Meeting the Challenges of Winter Driving in Wisconsin

By KBJR News 1

Meeting the Challenges of Winter Driving in Wisconsin

November 8, 2012 Updated Nov 8, 2012 at 6:10 PM CST

As temperatures cool and daylight dwindles, Wisconsin motorists will soon face the seasonal onslaught of ice, snow, and limited visibility that makes driving difficult—if not impossible—at times. To cope with treacherous winter driving conditions, motorists should follow common-sense precautions that will protect them and others on the road.

On ice and snow, far too many drivers crash or skid off the road because they were driving too fast for conditions. “The posted speed limits are for dry pavement, and those speeds may be hazardous when roads are slick from ice and snow. The slogan ‘Snow Means Slow’ also applies to four-wheel drive and other heavy duty vehicles, which need ample distance for stopping on slippery roads, just like other vehicles,” says Wisconsin State Patrol Captain Jeff Frenette of the Northwest Region. “A citation for driving too fast for conditions costs $213.10 with four demerit points assessed on the driver’s record.”

Winter weather also can limit visibility, so drivers must remove all frost, ice and snow from their vehicle’s windows. “Clearing only a small patch on a windshield or rear window is not sufficient. You must be able to see in all directions at all times to avoid crashes. Clearing snow and ice from the lights, hood and roof also helps improve visibility and safety,” Captain Frenette says.

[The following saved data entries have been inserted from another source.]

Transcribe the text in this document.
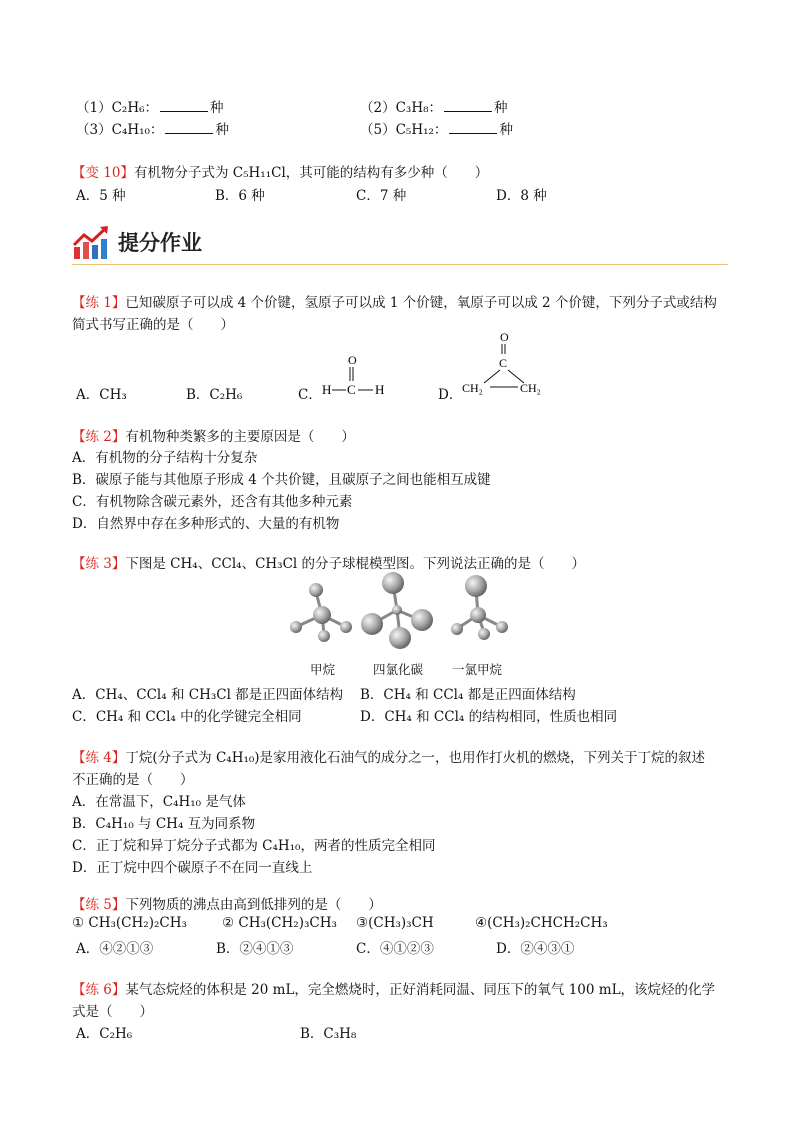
（1）C₂H₆：	种	（2）C₃H₈：	种
（3）C₄H₁₀：	种	（5）C₅H₁₂：	种
【变 10】有机物分子式为 C₅H₁₁Cl，其可能的结构有多少种（　　）
A．5 种	B．6 种	C．7 种	D．8 种
提分作业
【练 1】已知碳原子可以成 4 个价键，氢原子可以成 1 个价键，氧原子可以成 2 个价键，下列分子式或结构
简式书写正确的是（　　）
A．CH₃	B．C₂H₆	C．
O
H C H	D．
O
C
CH₂	CH₂
【练 2】有机物种类繁多的主要原因是（　　）
A．有机物的分子结构十分复杂
B．碳原子能与其他原子形成 4 个共价键，且碳原子之间也能相互成键
C．有机物除含碳元素外，还含有其他多种元素
D．自然界中存在多种形式的、大量的有机物
【练 3】下图是 CH₄、CCl₄、CH₃Cl 的分子球棍模型图。下列说法正确的是（　　）
甲烷	四氯化碳 一氯甲烷
A．CH₄、CCl₄ 和 CH₃Cl 都是正四面体结构 B．CH₄ 和 CCl₄ 都是正四面体结构
C．CH₄ 和 CCl₄ 中的化学键完全相同	D．CH₄ 和 CCl₄ 的结构相同，性质也相同
【练 4】丁烷(分子式为 C₄H₁₀)是家用液化石油气的成分之一，也用作打火机的燃烧，下列关于丁烷的叙述
不正确的是（　　）
A．在常温下，C₄H₁₀ 是气体
B．C₄H₁₀ 与 CH₄ 互为同系物
C．正丁烷和异丁烷分子式都为 C₄H₁₀，两者的性质完全相同
D．正丁烷中四个碳原子不在同一直线上
【练 5】下列物质的沸点由高到低排列的是（　　）
① CH₃(CH₂)₂CH₃	② CH₃(CH₂)₃CH₃ ③(CH₃)₃CH	④(CH₃)₂CHCH₂CH₃
A．④②①③	B．②④①③	C．④①②③	D．②④③①
【练 6】某气态烷烃的体积是 20 mL，完全燃烧时，正好消耗同温、同压下的氧气 100 mL，该烷烃的化学
式是（　　）
A．C₂H₆	B．C₃H₈
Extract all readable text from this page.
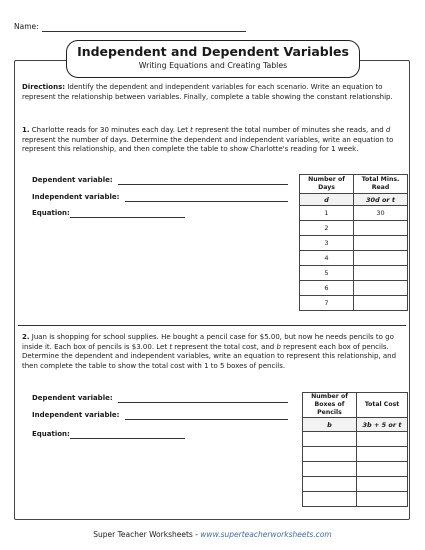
Name:
Independent and Dependent Variables
Writing Equations and Creating Tables
Directions: Identify the dependent and independent variables for each scenario. Write an equation to represent the relationship between variables. Finally, complete a table showing the constant relationship.
1. Charlotte reads for 30 minutes each day. Let t represent the total number of minutes she reads, and d represent the number of days. Determine the dependent and independent variables, write an equation to represent this relationship, and then complete the table to show Charlotte's reading for 1 week.
Dependent variable:
Independent variable:
Equation:
Number of Days	Total Mins. Read
d	30d or t
1	30
2	
3	
4	
5	
6	
7	
2. Juan is shopping for school supplies. He bought a pencil case for $5.00, but now he needs pencils to go inside it. Each box of pencils is $3.00. Let t represent the total cost, and b represent each box of pencils. Determine the dependent and independent variables, write an equation to represent this relationship, and then complete the table to show the total cost with 1 to 5 boxes of pencils.
Dependent variable:
Independent variable:
Equation:
Number of Boxes of Pencils	Total Cost
b	3b + 5 or t

Super Teacher Worksheets - www.superteacherworksheets.com
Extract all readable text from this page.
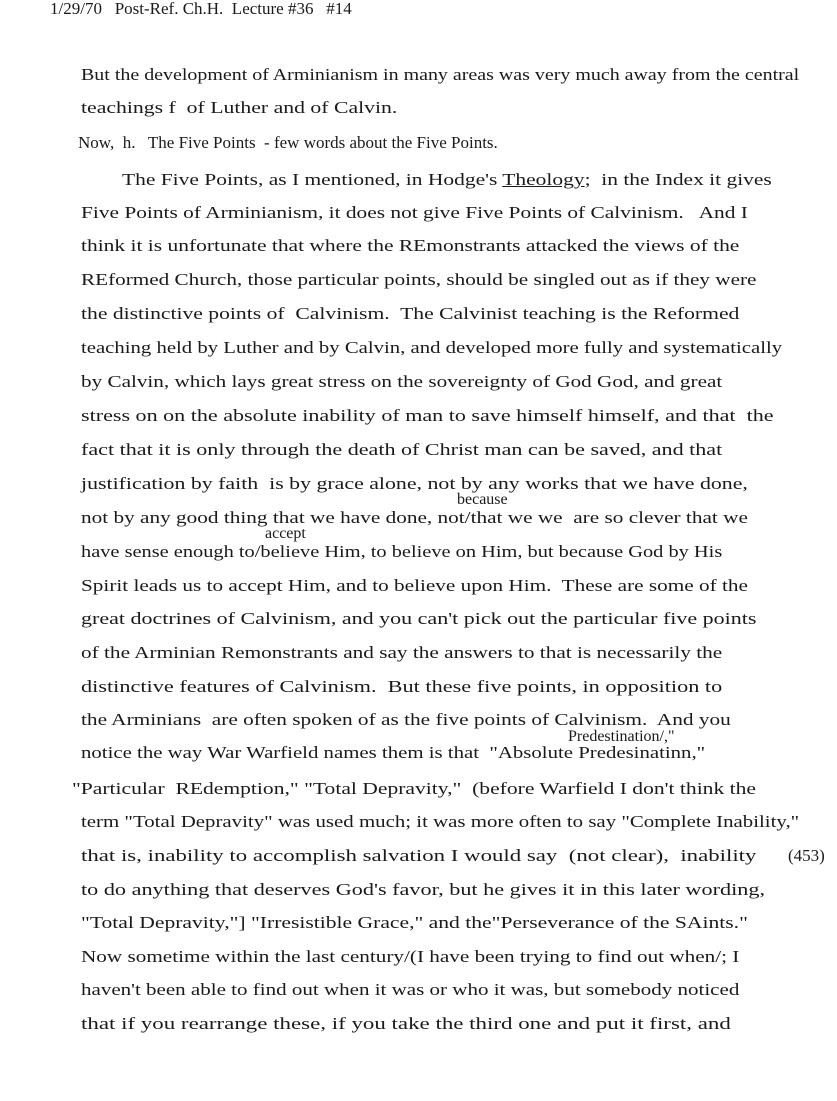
1/29/70   Post-Ref. Ch.H.  Lecture #36   #14
But the development of Arminianism in many areas was very much away from the central
teachings f  of Luther and of Calvin.
Now,  h.   The Five Points  - few words about the Five Points.
The Five Points, as I mentioned, in Hodge's Theology;  in the Index it gives
Five Points of Arminianism, it does not give Five Points of Calvinism.   And I
think it is unfortunate that where the REmonstrants attacked the views of the
REformed Church, those particular points, should be singled out as if they were
the distinctive points of  Calvinism.  The Calvinist teaching is the Reformed
teaching held by Luther and by Calvin, and developed more fully and systematically
by Calvin, which lays great stress on the sovereignty of God God, and great
stress on on the absolute inability of man to save himself himself, and that  the
fact that it is only through the death of Christ man can be saved, and that
justification by faith  is by grace alone, not by any works that we have done,
because
not by any good thing that we have done, not/that we we  are so clever that we
accept
have sense enough to/believe Him, to believe on Him, but because God by His
Spirit leads us to accept Him, and to believe upon Him.  These are some of the
great doctrines of Calvinism, and you can't pick out the particular five points
of the Arminian Remonstrants and say the answers to that is necessarily the
distinctive features of Calvinism.  But these five points, in opposition to
the Arminians  are often spoken of as the five points of Calvinism.  And you
Predestination/,"
notice the way War Warfield names them is that  "Absolute Predesinatinn,"
"Particular  REdemption," "Total Depravity,"  (before Warfield I don't think the
term "Total Depravity" was used much; it was more often to say "Complete Inability,"
that is, inability to accomplish salvation I would say  (not clear),  inability (453)
to do anything that deserves God's favor, but he gives it in this later wording,
"Total Depravity,"] "Irresistible Grace," and the"Perseverance of the SAints."
Now sometime within the last century/(I have been trying to find out when/; I
haven't been able to find out when it was or who it was, but somebody noticed
that if you rearrange these, if you take the third one and put it first, and
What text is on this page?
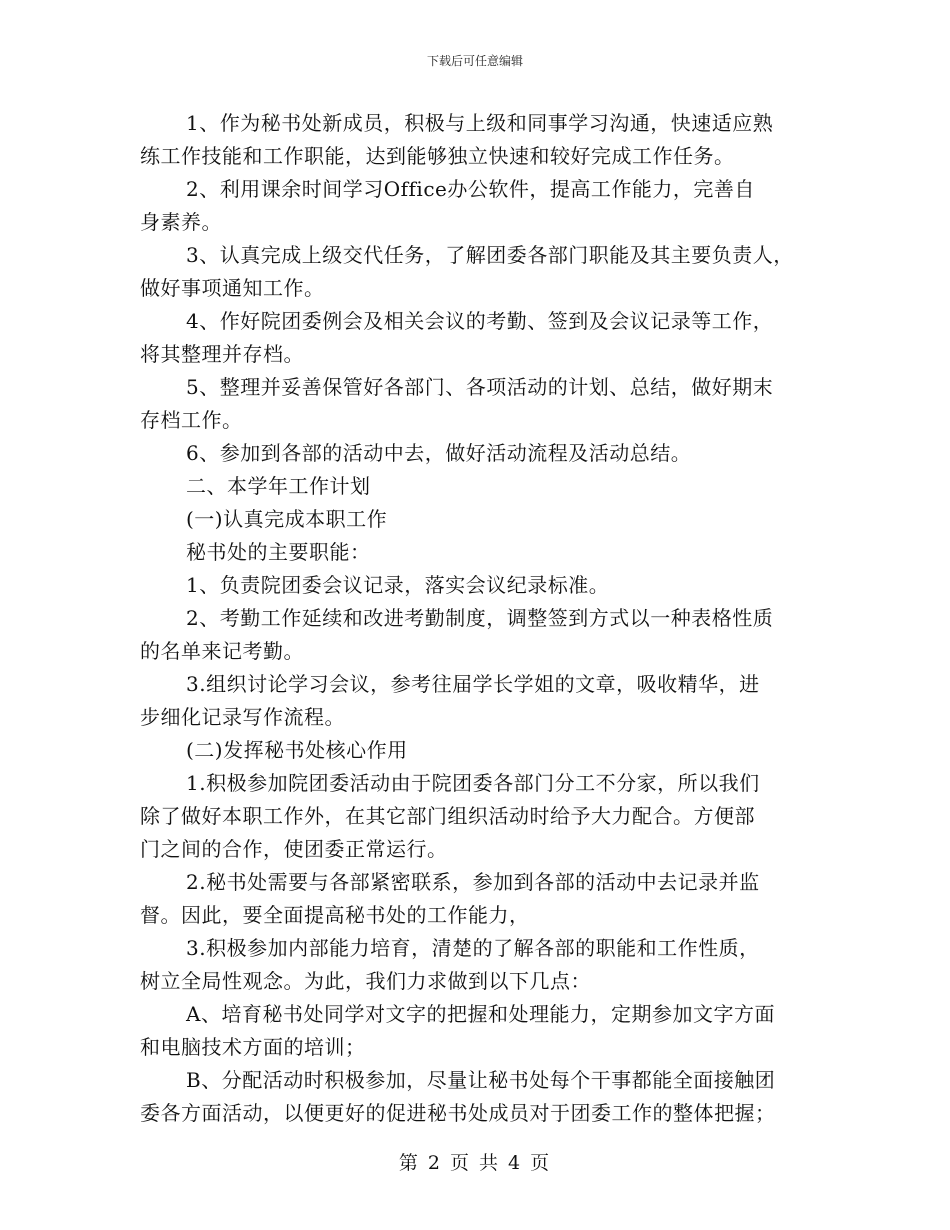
下载后可任意编辑
1、作为秘书处新成员，积极与上级和同事学习沟通，快速适应熟
练工作技能和工作职能，达到能够独立快速和较好完成工作任务。
2、利用课余时间学习Office办公软件，提高工作能力，完善自
身素养。
3、认真完成上级交代任务，了解团委各部门职能及其主要负责人，
做好事项通知工作。
4、作好院团委例会及相关会议的考勤、签到及会议记录等工作，
将其整理并存档。
5、整理并妥善保管好各部门、各项活动的计划、总结，做好期末
存档工作。
6、参加到各部的活动中去，做好活动流程及活动总结。
二、本学年工作计划
(一)认真完成本职工作
秘书处的主要职能：
1、负责院团委会议记录，落实会议纪录标准。
2、考勤工作延续和改进考勤制度，调整签到方式以一种表格性质
的名单来记考勤。
3.组织讨论学习会议，参考往届学长学姐的文章，吸收精华，进
步细化记录写作流程。
(二)发挥秘书处核心作用
1.积极参加院团委活动由于院团委各部门分工不分家，所以我们
除了做好本职工作外，在其它部门组织活动时给予大力配合。方便部
门之间的合作，使团委正常运行。
2.秘书处需要与各部紧密联系，参加到各部的活动中去记录并监
督。因此，要全面提高秘书处的工作能力，
3.积极参加内部能力培育，清楚的了解各部的职能和工作性质，
树立全局性观念。为此，我们力求做到以下几点：
A、培育秘书处同学对文字的把握和处理能力，定期参加文字方面
和电脑技术方面的培训；
B、分配活动时积极参加，尽量让秘书处每个干事都能全面接触团
委各方面活动，以便更好的促进秘书处成员对于团委工作的整体把握；
第 2 页 共 4 页
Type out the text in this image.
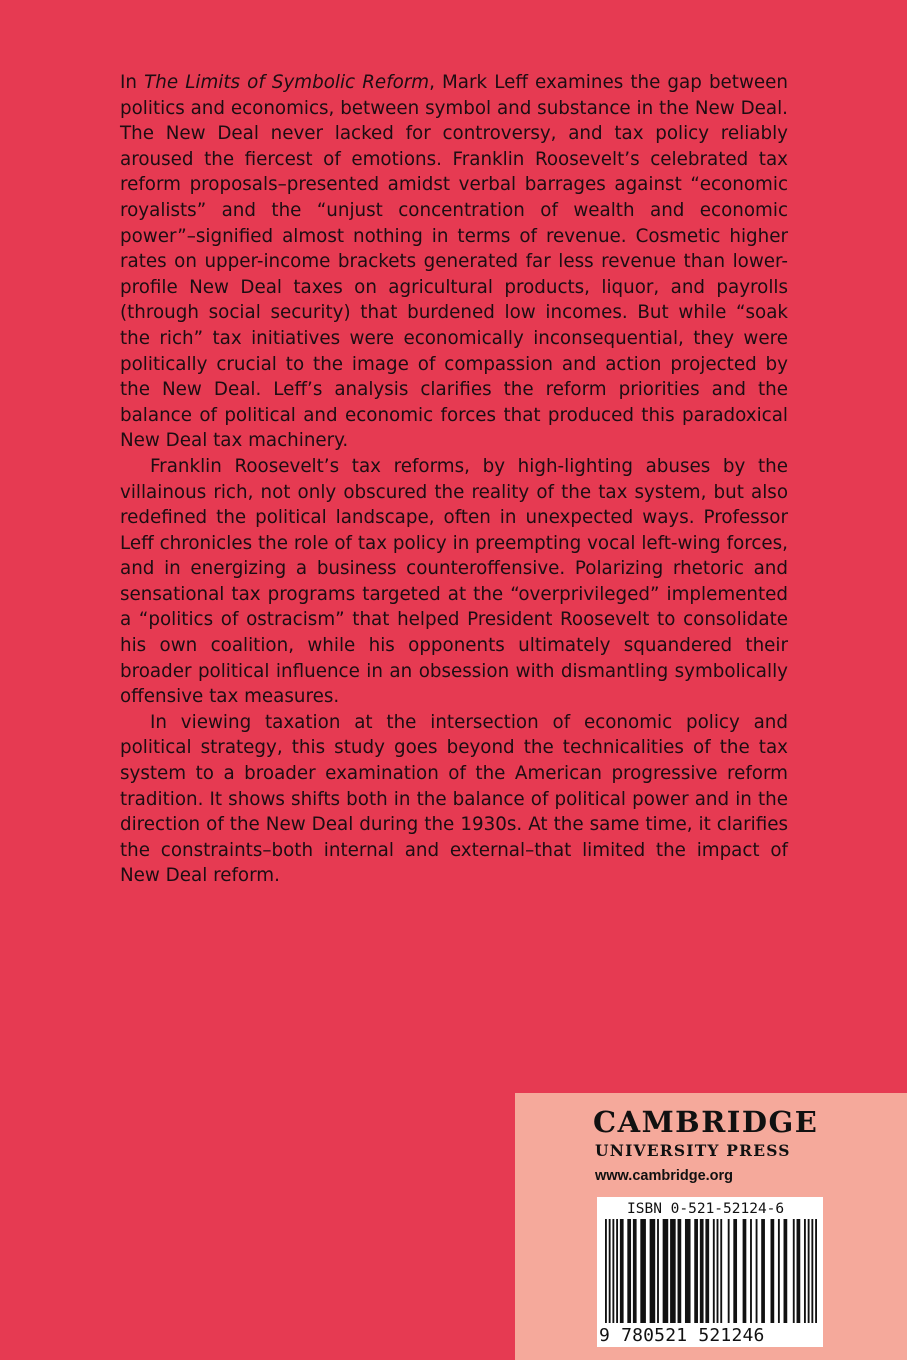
In The Limits of Symbolic Reform, Mark Leff examines the gap between politics and economics, between symbol and substance in the New Deal. The New Deal never lacked for controversy, and tax policy reliably aroused the fiercest of emotions. Franklin Roosevelt’s celebrated tax reform proposals–presented amidst verbal barrages against “economic royalists” and the “unjust concentration of wealth and economic power”–signified almost nothing in terms of revenue. Cosmetic higher rates on upper-income brackets generated far less revenue than lower-profile New Deal taxes on agricultural products, liquor, and payrolls (through social security) that burdened low incomes. But while “soak the rich” tax initiatives were economically inconsequential, they were politically crucial to the image of compassion and action projected by the New Deal. Leff’s analysis clarifies the reform priorities and the balance of political and economic forces that produced this paradoxical New Deal tax machinery.

Franklin Roosevelt’s tax reforms, by high-lighting abuses by the villainous rich, not only obscured the reality of the tax system, but also redefined the political landscape, often in unexpected ways. Professor Leff chronicles the role of tax policy in preempting vocal left-wing forces, and in energizing a business counteroffensive. Polarizing rhetoric and sensational tax programs targeted at the “overprivileged” implemented a “politics of ostracism” that helped President Roosevelt to consolidate his own coalition, while his opponents ultimately squandered their broader political influence in an obsession with dismantling symbolically offensive tax measures.

In viewing taxation at the intersection of economic policy and political strategy, this study goes beyond the technicalities of the tax system to a broader examination of the American progressive reform tradition. It shows shifts both in the balance of political power and in the direction of the New Deal during the 1930s. At the same time, it clarifies the constraints–both internal and external–that limited the impact of New Deal reform.

CAMBRIDGE
UNIVERSITY PRESS
www.cambridge.org
ISBN 0-521-52124-6
9 780521 521246
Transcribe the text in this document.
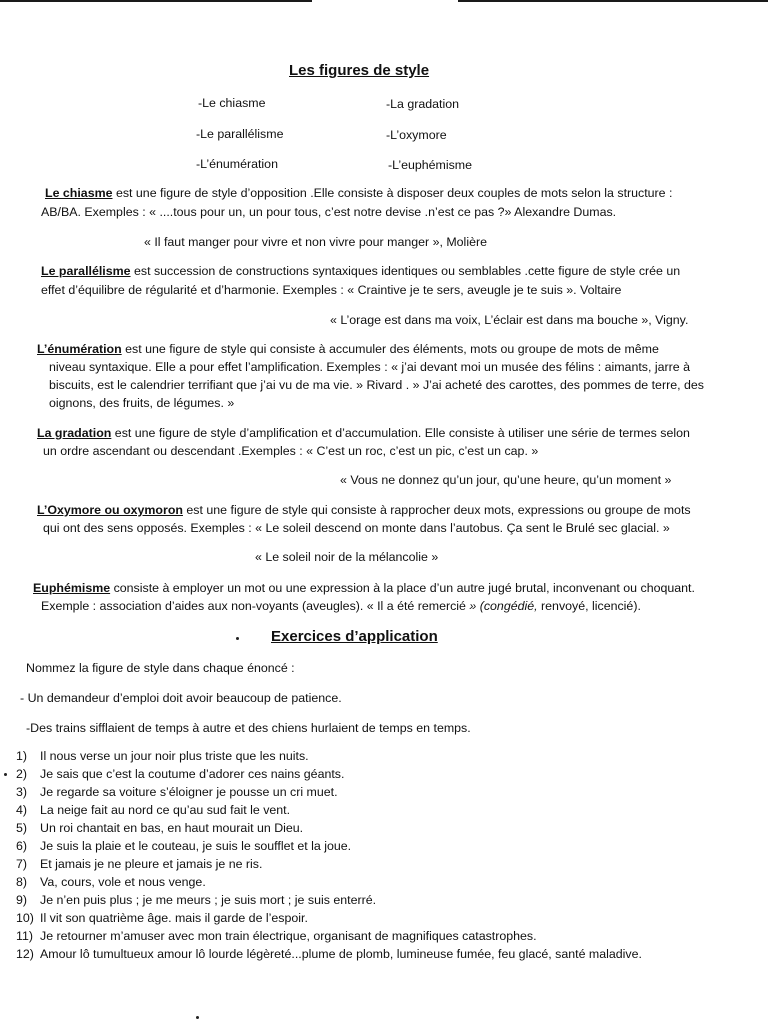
Les figures de style
-Le chiasme
-Le parallélisme
-L’énumération
-La gradation
-L’oxymore
-L’euphémisme
Le chiasme est une figure de style d’opposition .Elle consiste à disposer deux couples de mots selon la structure :
AB/BA. Exemples : « ....tous pour un, un pour tous, c’est notre devise .n’est ce pas ?» Alexandre Dumas.
« Il faut manger pour vivre et non vivre pour manger », Molière
Le parallélisme est succession de constructions syntaxiques identiques ou semblables .cette figure de style crée un
effet d’équilibre de régularité et d’harmonie. Exemples : « Craintive je te sers, aveugle je te suis ». Voltaire
« L’orage est dans ma voix, L’éclair est dans ma bouche », Vigny.
L’énumération est une figure de style qui consiste à accumuler des éléments, mots ou groupe de mots de même
niveau syntaxique. Elle a pour effet l’amplification. Exemples : « j’ai devant moi un musée des félins : aimants, jarre à
biscuits, est le calendrier terrifiant que j’ai vu de ma vie. » Rivard . » J’ai acheté des carottes, des pommes de terre, des
oignons, des fruits, de légumes. »
La gradation est une figure de style d’amplification et d’accumulation. Elle consiste à utiliser une série de termes selon
un ordre ascendant ou descendant .Exemples : « C’est un roc, c’est un pic, c’est un cap. »
« Vous ne donnez qu’un jour, qu’une heure, qu’un moment »
L’Oxymore ou oxymoron est une figure de style qui consiste à rapprocher deux mots, expressions ou groupe de mots
qui ont des sens opposés. Exemples : « Le soleil descend on monte dans l’autobus. Ça sent le Brulé sec glacial. »
« Le soleil noir de la mélancolie »
Euphémisme consiste à employer un mot ou une expression à la place d’un autre jugé brutal, inconvenant ou choquant.
Exemple : association d’aides aux non-voyants (aveugles). « Il a été remercié » (congédié, renvoyé, licencié).
Exercices d’application
Nommez la figure de style dans chaque énoncé :
- Un demandeur d’emploi doit avoir beaucoup de patience.
-Des trains sifflaient de temps à autre et des chiens hurlaient de temps en temps.
1) Il nous verse un jour noir plus triste que les nuits.
2) Je sais que c’est la coutume d’adorer ces nains géants.
3) Je regarde sa voiture s’éloigner je pousse un cri muet.
4) La neige fait au nord ce qu’au sud fait le vent.
5) Un roi chantait en bas, en haut mourait un Dieu.
6) Je suis la plaie et le couteau, je suis le soufflet et la joue.
7) Et jamais je ne pleure et jamais je ne ris.
8) Va, cours, vole et nous venge.
9) Je n’en puis plus ; je me meurs ; je suis mort ; je suis enterré.
10) Il vit son quatrième âge. mais il garde de l’espoir.
11) Je retourner m’amuser avec mon train électrique, organisant de magnifiques catastrophes.
12) Amour lô tumultueux amour lô lourde légèreté...plume de plomb, lumineuse fumée, feu glacé, santé maladive.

According to state law, a vehicle’s windshield, side wings, and side and rear windows must be kept clear at all times. Violating this law costs $175.30 with two demerit points.

During severe winter storms, the wisest decision often is to stay put and not drive. “Our officers frequently respond to vehicles in the ditch and chain-reaction crashes when motorists really should not have attempted to travel. Slowed or stalled traffic on slippery roads also delays snowplows and tow trucks, which are trying to get the roads cleared,” Captain Frenette says.